Paradoxically, this is where The World Without Us is at its most optimistic. If some facets of the biosphere are already irremediably beyond repair (the great garbage patch of the Pacific will be there for a looong time), there is still some hope for a better relationship between nature and humanity, and the results could be rapidly seen as long as some action is taken quickly. It’s hope through humility, of course, a sobering realization of humanity’s truer place in the natural scheme. Of, as you may see it, a recognition of our responsibility now that we can alter the planet, and a recognition of the good we can do if we commit to reasonable stewardship.

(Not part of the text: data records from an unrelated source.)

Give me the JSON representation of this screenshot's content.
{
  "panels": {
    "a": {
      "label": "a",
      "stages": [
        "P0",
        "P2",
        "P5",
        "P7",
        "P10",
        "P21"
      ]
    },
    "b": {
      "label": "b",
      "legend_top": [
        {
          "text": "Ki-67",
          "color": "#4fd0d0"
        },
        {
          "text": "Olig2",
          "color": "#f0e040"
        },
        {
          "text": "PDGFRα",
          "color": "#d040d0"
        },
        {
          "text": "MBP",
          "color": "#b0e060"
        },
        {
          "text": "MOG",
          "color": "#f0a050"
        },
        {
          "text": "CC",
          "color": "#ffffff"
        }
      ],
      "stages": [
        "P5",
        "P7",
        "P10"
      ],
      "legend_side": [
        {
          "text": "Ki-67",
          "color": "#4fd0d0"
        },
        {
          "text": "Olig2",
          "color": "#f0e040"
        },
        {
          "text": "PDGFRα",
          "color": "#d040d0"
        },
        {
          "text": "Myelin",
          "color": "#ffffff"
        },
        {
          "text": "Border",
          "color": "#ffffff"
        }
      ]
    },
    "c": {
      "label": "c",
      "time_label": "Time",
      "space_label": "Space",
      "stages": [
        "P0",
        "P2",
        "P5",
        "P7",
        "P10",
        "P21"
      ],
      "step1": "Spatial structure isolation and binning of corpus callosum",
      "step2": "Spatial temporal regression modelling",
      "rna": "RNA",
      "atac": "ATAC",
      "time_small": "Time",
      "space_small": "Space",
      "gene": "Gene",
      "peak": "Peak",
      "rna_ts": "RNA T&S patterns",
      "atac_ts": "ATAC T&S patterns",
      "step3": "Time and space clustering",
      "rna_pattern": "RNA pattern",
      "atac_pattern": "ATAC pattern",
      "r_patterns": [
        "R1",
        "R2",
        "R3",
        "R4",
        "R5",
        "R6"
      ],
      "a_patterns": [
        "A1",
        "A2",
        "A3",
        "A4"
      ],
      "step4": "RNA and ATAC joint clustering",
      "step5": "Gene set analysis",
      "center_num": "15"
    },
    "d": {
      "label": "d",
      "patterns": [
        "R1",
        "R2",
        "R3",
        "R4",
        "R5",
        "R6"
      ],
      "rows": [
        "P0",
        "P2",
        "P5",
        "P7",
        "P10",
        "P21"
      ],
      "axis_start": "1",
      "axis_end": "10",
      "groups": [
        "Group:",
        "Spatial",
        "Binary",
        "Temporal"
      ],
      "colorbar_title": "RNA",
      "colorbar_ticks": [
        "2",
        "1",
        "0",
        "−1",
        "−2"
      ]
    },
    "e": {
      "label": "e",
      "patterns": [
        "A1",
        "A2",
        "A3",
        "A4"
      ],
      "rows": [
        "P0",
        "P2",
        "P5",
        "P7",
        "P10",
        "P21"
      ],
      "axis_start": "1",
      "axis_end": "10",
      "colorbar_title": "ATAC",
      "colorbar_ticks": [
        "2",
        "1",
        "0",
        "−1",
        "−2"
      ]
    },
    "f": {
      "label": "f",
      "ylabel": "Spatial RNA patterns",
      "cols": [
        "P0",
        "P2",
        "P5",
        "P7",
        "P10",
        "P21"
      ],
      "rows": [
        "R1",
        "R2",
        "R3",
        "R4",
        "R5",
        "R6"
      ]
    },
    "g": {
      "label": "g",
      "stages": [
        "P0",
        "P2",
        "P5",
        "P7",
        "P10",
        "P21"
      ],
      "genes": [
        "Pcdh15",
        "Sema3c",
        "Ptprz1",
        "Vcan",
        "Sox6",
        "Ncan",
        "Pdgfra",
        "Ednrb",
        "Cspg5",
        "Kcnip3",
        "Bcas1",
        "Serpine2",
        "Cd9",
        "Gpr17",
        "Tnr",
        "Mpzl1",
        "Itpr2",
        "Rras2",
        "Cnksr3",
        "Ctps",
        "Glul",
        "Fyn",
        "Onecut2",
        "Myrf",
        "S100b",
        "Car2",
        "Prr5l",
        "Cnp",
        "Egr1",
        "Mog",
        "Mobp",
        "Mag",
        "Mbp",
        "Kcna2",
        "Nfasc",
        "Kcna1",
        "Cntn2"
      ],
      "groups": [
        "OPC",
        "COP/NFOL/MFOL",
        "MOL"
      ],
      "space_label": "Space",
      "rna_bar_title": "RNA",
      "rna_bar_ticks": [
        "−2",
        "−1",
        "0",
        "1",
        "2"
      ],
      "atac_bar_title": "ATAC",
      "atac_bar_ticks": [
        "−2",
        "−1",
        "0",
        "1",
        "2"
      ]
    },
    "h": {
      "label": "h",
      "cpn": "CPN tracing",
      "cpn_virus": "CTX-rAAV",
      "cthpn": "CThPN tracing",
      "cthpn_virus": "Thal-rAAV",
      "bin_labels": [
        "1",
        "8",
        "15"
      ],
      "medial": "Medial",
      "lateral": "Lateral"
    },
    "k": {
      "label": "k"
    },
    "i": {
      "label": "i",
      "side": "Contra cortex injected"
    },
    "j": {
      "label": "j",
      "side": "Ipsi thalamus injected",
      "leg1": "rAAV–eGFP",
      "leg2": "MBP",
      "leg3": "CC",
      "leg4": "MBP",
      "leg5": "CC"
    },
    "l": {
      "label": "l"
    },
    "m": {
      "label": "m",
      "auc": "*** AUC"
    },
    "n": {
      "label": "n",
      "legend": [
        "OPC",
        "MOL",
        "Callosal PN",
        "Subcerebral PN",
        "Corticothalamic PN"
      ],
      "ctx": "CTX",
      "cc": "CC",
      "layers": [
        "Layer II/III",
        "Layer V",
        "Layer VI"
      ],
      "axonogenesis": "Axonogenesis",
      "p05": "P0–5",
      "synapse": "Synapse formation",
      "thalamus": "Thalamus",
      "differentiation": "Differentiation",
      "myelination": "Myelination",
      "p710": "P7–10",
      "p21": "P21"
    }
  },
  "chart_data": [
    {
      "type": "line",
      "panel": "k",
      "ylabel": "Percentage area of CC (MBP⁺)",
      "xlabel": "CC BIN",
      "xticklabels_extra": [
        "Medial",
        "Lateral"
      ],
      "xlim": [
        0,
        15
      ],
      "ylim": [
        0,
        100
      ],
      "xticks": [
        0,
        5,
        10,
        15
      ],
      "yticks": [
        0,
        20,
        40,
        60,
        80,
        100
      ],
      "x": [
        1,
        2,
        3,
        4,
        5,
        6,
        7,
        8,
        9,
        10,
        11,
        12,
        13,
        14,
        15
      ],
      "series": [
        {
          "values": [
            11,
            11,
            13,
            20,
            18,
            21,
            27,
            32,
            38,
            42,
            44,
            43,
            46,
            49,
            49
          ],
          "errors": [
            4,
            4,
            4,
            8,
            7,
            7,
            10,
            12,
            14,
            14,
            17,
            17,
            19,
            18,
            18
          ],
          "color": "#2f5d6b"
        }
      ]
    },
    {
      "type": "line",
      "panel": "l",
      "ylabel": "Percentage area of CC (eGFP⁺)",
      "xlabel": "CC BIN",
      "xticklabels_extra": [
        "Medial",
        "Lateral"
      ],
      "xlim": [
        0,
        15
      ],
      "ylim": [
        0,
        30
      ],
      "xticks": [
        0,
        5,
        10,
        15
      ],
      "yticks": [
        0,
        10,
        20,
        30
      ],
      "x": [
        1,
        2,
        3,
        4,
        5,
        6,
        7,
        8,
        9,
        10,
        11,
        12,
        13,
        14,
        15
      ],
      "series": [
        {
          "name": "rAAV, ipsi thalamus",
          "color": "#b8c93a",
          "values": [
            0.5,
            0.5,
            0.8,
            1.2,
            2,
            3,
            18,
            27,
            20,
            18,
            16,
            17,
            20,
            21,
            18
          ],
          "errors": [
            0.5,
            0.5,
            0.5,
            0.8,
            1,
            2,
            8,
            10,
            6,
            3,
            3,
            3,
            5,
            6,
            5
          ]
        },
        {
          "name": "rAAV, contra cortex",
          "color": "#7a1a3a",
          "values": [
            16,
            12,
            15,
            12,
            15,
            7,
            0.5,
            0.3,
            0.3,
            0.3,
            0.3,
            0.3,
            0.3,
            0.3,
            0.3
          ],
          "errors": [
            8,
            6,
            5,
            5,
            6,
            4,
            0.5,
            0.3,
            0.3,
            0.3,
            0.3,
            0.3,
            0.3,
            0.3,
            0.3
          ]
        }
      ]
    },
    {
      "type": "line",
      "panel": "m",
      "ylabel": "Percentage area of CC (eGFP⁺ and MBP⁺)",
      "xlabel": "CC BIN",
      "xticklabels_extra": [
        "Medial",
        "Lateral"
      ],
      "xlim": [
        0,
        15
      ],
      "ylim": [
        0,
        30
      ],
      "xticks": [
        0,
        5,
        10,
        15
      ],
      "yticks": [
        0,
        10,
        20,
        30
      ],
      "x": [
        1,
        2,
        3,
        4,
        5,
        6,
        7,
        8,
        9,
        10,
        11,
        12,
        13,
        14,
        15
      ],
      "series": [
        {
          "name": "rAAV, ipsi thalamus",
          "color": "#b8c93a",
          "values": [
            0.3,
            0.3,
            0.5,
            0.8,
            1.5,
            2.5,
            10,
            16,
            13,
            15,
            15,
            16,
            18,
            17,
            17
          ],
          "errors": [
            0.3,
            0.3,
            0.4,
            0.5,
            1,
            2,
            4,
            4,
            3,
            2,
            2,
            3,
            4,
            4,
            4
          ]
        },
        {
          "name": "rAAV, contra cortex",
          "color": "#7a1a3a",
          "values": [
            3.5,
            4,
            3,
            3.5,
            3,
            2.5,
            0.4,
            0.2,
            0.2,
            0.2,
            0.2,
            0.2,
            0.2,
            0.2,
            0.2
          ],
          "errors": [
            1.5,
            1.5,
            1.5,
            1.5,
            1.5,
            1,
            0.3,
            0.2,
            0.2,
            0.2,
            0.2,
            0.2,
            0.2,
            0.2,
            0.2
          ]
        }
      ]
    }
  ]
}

But the book would be so interesting if it wasn’t for Weisman’s arresting style, his judicious choice of international set-pieces and his willingness to let his interview subjects speak for themselves. As a piece of scientific journalism, The World Without Us runs deeper than a mere through experiment about humanity’s disappearance: it’s an exceptional documentary crossing oceans and scientific disciplines in order to inform us. There is a lot of absolutely fascinating material here, from a look at the Korean Demilitarized Zone (now such a heavily mined and regulated area that it has become the Korean peninsula’s best natural preserve) to the operation of the Panama Canal (far more than just a ditch through a jungle.)
The book occasionally errs in numerous digressions that don’t necessarily advance the subject. But it’s hard to separate the chaff from the vital when nearly everything reported by Weisman ends up being so interesting. The style carries even the slower, less relevant passages, and set-pieces such as a quick look at the potential industrial apocalypse of the Texan petrochemical industry may not be strictly necessary, but they certainly leave a vivid impression.
The book has already become an international bestseller, and is now reaching its second wave of readers intrigued by the glowing reviews and the fascinating subject matter. For once, believe the hype: this has a good chance of turning into a minor pop-science classic, and a reference tome for many post-apocalyptic SF writers. It’s a profoundly environmentalist tome that understands its time, avoiding strident calls for action in favor of a calm, almost appealing rhetoric. There’s a real hunger for disaster in a troubled early twenty-first century punctuated by falling towers, drowned cities and the promise of rising shorelines. The World Without Us plays with this sensibility, most notably with its unstated conclusion that we may be the most fragile, most vulnerable species in the whole ecosystem… and that the world can go on quite peacefully without us.